Scientists Redefine Four Basic Metric Units: Kilogram, Ampere, Kelvin and Mole

Nov 20, 2018 by News Staff

After decades of groundbreaking laboratory work, the world’s scientific and technical community came together on November 16, 2018, to redefine kilogram (kg), ampere (A), kelvin (K) and mole (mol) — four of the seven base units for the International System of Units (SI), informally known as the metric system. The event was the 26th General Conference of Weights and Measures and was hosted by the International Bureau of Weights and Measures in Versailles, France. The new definitions will be effective on May 20, 2019, World Metrology Day, which celebrates the establishment of the SI in 1875.

A replica of the prototype of the kilogram at the Cité des Sciences et de l’Industrie in Paris, France. Image credit: Japs / CC BY-SA 3.0.

A replica of the prototype of the kilogram at the Cité des Sciences et de l’Industrie in Paris, France. Image credit: Japs / CC BY-SA 3.0.

Currently, there is only one true kilogram, known as Le Grand K, which is secured in a vault outside Paris and used to calibrate all measures of mass throughout the world.

Made of platinum-iridium, Le Grand K, like any alloy, may change over time by absorbing molecules from the air or losing them through cleaning.

However, even these incredibly tiny changes mean that the artifact is no longer accurate enough for anticipated future advanced research and technological applications.

Over the last four decades, with the advancement of quantum science, scientists have measured natural constants such as the speed of light and the Planck constant with exceptional accuracy.

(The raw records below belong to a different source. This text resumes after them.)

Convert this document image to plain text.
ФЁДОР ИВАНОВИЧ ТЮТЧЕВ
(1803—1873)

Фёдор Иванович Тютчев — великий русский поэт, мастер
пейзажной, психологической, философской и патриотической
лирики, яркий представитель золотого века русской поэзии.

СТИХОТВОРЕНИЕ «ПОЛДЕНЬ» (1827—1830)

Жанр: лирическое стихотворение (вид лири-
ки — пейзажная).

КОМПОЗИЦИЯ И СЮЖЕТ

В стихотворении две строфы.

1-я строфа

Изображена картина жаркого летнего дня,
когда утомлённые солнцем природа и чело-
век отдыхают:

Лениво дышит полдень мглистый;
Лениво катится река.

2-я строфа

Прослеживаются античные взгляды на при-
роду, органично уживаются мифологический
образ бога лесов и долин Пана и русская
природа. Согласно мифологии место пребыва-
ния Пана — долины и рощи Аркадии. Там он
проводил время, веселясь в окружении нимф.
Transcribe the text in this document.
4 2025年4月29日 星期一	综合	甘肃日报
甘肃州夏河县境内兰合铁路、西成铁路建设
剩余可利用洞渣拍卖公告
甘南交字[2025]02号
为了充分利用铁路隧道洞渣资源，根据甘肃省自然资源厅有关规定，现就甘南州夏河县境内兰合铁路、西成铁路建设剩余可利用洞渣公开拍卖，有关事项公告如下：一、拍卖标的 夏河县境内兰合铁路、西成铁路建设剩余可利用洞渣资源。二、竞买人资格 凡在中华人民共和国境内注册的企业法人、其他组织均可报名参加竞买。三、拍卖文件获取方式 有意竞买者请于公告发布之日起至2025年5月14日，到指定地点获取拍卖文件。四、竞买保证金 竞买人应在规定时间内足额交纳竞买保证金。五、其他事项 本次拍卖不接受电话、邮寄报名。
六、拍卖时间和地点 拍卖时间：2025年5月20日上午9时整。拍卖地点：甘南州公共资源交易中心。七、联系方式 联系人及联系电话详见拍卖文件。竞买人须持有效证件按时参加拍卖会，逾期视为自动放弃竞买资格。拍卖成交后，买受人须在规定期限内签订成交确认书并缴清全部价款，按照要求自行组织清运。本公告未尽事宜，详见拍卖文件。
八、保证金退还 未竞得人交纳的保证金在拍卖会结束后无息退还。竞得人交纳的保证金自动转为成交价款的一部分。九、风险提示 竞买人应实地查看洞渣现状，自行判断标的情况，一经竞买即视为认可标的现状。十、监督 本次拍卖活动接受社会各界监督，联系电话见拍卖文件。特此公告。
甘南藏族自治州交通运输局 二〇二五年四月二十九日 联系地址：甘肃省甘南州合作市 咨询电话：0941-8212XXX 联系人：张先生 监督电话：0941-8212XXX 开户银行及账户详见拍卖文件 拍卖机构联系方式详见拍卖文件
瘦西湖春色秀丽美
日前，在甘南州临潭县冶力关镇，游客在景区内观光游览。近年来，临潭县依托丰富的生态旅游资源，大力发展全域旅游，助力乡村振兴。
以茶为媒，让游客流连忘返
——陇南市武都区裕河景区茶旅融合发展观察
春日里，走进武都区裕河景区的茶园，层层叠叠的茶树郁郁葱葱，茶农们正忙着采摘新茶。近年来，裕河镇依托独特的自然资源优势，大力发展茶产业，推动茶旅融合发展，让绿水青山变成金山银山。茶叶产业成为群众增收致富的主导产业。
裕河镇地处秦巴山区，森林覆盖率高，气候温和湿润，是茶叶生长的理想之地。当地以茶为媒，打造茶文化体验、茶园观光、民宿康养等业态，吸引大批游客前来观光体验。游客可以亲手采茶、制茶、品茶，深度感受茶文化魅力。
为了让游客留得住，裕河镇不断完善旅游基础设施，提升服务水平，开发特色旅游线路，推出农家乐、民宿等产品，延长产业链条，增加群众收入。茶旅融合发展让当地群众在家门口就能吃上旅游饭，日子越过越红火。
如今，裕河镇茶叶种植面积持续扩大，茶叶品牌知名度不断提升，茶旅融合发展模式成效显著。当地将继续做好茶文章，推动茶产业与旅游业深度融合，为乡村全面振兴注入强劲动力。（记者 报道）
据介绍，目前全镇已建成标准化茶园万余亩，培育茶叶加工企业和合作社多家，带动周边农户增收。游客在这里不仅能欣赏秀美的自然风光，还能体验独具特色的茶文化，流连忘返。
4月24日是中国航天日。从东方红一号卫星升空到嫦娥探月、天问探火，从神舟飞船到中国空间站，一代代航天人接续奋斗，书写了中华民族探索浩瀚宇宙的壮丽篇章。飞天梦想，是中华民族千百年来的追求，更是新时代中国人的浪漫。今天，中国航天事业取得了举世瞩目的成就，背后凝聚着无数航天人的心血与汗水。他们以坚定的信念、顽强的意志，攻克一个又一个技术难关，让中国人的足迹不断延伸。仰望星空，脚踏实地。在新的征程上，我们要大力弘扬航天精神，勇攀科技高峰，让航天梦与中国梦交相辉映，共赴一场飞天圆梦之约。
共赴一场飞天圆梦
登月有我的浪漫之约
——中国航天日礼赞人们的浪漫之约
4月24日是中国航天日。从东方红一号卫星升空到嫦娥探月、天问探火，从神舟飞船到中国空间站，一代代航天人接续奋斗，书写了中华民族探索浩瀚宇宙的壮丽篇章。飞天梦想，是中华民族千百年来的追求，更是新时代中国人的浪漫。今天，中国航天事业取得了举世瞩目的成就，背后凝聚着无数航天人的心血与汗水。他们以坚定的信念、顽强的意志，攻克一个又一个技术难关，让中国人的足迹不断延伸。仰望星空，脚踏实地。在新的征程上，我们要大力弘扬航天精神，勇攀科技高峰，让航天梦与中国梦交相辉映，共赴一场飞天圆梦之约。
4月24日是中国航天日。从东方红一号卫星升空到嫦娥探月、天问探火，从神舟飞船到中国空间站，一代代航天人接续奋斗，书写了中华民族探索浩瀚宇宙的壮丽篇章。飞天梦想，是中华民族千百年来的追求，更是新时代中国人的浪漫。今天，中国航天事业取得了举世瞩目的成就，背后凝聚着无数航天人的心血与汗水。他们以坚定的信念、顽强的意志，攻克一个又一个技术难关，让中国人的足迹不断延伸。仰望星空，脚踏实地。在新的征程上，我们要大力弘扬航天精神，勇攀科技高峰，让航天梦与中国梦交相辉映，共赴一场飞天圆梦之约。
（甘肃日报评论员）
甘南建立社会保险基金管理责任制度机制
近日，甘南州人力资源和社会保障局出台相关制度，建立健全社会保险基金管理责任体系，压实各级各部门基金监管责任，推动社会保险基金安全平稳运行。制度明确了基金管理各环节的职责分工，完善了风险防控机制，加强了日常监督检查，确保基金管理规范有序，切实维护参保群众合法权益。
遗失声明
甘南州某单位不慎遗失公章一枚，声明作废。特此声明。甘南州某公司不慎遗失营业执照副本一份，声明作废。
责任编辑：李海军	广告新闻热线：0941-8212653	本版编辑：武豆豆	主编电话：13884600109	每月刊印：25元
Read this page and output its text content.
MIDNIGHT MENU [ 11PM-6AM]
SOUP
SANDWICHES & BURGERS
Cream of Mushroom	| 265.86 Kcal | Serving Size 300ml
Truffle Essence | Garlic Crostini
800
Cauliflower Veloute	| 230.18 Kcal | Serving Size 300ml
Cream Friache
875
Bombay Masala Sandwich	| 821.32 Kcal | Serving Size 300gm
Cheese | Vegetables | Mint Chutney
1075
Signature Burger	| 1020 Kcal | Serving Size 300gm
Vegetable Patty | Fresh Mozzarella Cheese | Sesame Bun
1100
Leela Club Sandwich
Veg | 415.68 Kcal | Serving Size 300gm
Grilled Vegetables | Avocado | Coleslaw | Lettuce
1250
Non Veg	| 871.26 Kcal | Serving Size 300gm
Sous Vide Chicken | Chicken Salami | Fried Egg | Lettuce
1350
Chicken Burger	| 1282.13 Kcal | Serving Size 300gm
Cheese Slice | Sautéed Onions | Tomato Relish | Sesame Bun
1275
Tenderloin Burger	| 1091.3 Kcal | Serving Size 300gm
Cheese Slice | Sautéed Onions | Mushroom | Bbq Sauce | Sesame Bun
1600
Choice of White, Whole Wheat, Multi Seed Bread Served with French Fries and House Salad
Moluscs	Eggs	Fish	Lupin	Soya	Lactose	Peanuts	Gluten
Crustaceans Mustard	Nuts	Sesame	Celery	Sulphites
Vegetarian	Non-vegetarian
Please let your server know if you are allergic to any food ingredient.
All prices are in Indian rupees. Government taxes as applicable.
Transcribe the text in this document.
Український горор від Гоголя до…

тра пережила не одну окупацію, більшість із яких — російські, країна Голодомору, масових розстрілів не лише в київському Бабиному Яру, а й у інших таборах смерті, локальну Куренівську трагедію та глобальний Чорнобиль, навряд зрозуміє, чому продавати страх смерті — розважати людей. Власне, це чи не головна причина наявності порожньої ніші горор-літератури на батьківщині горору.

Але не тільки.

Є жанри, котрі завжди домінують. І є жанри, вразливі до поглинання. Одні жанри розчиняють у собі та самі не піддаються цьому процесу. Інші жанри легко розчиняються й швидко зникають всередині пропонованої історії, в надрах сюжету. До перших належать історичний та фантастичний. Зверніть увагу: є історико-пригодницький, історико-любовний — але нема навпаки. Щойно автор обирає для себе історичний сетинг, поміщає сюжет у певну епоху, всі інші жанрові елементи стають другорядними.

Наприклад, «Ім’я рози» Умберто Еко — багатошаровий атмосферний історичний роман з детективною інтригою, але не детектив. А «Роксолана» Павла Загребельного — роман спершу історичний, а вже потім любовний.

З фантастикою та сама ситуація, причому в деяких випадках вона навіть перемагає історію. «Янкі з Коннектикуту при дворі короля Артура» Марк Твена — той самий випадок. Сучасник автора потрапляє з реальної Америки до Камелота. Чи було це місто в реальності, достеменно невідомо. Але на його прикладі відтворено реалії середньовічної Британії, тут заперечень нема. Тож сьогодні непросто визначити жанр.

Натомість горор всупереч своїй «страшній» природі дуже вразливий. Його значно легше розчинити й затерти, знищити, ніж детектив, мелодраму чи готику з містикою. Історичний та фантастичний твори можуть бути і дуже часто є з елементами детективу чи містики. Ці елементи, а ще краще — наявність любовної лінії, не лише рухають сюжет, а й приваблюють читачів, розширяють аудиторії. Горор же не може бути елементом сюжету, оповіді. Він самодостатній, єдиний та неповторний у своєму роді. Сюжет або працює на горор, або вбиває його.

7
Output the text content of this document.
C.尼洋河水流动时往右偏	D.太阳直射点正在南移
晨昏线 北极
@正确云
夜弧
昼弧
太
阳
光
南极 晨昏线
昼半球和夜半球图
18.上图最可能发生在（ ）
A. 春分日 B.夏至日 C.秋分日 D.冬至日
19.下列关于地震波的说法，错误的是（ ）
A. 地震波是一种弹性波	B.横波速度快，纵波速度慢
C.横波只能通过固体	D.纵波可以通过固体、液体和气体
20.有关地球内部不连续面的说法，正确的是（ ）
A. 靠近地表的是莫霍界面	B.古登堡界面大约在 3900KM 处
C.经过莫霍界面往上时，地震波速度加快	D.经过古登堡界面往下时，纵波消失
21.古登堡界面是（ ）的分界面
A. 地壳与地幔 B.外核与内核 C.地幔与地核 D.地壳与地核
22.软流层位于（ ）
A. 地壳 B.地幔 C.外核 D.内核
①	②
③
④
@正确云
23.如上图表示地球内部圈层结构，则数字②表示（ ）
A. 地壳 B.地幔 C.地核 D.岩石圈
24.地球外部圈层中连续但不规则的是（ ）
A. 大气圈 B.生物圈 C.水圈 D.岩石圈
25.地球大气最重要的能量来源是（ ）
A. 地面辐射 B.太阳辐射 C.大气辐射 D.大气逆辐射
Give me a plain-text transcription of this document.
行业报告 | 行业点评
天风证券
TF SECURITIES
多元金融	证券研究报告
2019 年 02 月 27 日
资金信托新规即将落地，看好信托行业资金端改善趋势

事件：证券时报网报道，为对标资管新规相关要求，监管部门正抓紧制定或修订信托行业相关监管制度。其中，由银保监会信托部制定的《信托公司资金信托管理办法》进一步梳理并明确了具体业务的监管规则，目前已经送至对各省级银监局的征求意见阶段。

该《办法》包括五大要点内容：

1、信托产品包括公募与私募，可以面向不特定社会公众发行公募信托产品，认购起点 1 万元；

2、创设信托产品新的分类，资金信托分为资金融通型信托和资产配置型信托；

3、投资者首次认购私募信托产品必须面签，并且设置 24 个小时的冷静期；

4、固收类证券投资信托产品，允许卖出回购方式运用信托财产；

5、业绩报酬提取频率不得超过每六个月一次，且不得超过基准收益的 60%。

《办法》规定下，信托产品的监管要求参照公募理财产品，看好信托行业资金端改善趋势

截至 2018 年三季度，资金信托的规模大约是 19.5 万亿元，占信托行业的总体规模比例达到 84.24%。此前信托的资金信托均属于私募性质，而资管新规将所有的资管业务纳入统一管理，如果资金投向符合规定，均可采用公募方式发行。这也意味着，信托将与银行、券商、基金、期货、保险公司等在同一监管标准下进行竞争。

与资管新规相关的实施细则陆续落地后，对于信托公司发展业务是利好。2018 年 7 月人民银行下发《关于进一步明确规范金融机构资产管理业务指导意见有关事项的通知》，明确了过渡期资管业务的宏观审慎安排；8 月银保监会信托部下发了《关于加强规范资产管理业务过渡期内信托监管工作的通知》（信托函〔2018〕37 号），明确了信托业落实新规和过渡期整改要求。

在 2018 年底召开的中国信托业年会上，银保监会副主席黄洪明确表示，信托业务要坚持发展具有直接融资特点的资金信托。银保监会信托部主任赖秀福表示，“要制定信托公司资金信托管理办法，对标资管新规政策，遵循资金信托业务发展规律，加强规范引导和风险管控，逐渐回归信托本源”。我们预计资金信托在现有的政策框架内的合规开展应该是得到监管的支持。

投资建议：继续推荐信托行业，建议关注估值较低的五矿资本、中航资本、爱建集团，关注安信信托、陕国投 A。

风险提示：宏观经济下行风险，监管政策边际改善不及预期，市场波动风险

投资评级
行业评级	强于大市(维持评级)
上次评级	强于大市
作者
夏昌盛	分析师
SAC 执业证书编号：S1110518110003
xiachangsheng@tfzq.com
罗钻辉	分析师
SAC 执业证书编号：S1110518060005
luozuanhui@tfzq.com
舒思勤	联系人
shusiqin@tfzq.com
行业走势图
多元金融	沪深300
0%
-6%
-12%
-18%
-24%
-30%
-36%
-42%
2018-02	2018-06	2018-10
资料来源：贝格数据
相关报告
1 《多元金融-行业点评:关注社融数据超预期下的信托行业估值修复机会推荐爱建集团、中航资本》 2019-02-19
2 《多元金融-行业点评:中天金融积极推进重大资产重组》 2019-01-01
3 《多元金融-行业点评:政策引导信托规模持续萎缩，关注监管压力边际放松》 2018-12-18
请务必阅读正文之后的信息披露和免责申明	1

Using combinations of these constants and the equations of quantum mechanics, they created revised SI units for measuring mass, electric current, temperature and the mole that are at least one million times more stable than artifacts like Le Grand K.

This card displays the fundamental constants and other physical values that will define a revised International System of Units. Image credit: Stoughton / NIST.

This card displays the fundamental constants and other physical values that will define a revised International System of Units. Image credit: Stoughton / NIST.

Scientists have dreamed of having an accurate and precise measurement system that could be realized anytime, anywhere, since the 1700s.

Quantum phenomena that are identical everywhere are already used to define the second, which is the SI unit for time, and the meter, the SI unit for distance.

The second is defined as 9,192,631,770 natural oscillations of microwave radiation released by the element cesium and the meter is defined as the distance traveled by light in vacuum in 1/299,792,458th of a second.

These revised definitions, implemented in 1967 and 1983, respectively, were necessary for the invention of GPS and many other modern technologies.

In May 2019 when the revised definition of the kilogram is implemented, it will be based on three fundamental constants: the Planck constant, the speed of light and the cesium atom’s natural microwave radiation.

The Planck constant describes the size of the packets of energy or quanta that atoms and other particles use to absorb and emit energy.

The current kilogram mass exerts a specific amount of force in Earth’s gravity. The revised definition replaces this determination of mechanical force with an electromagnetic measurement tied to the Planck constant and based on electrical current and voltage.

Using an instrument called a Kibble balance, after its inventor Bryan Kibble, an electric current is generated in a coil to produce a magnetic field strong enough to balance a mass of one kilogram.

The method requires a precision measurement of local gravity, which varies depending on elevation and several other factors. It also requires moving the coil through a magnetic field of known strength and at a known speed, hence the tie as well to constants used to determine time and frequency.

In a similar way, the SI unit for the ampere will now be based on the constant for the charge of the electron.

The kelvin will be based on quantum-level measures of atomic motion and will be tied to the Boltzmann constant that relates an object’s energy to its temperature, as well as on the Planck and cesium frequency constants; while the mole will be based on an improved value for Avogadro’s constant.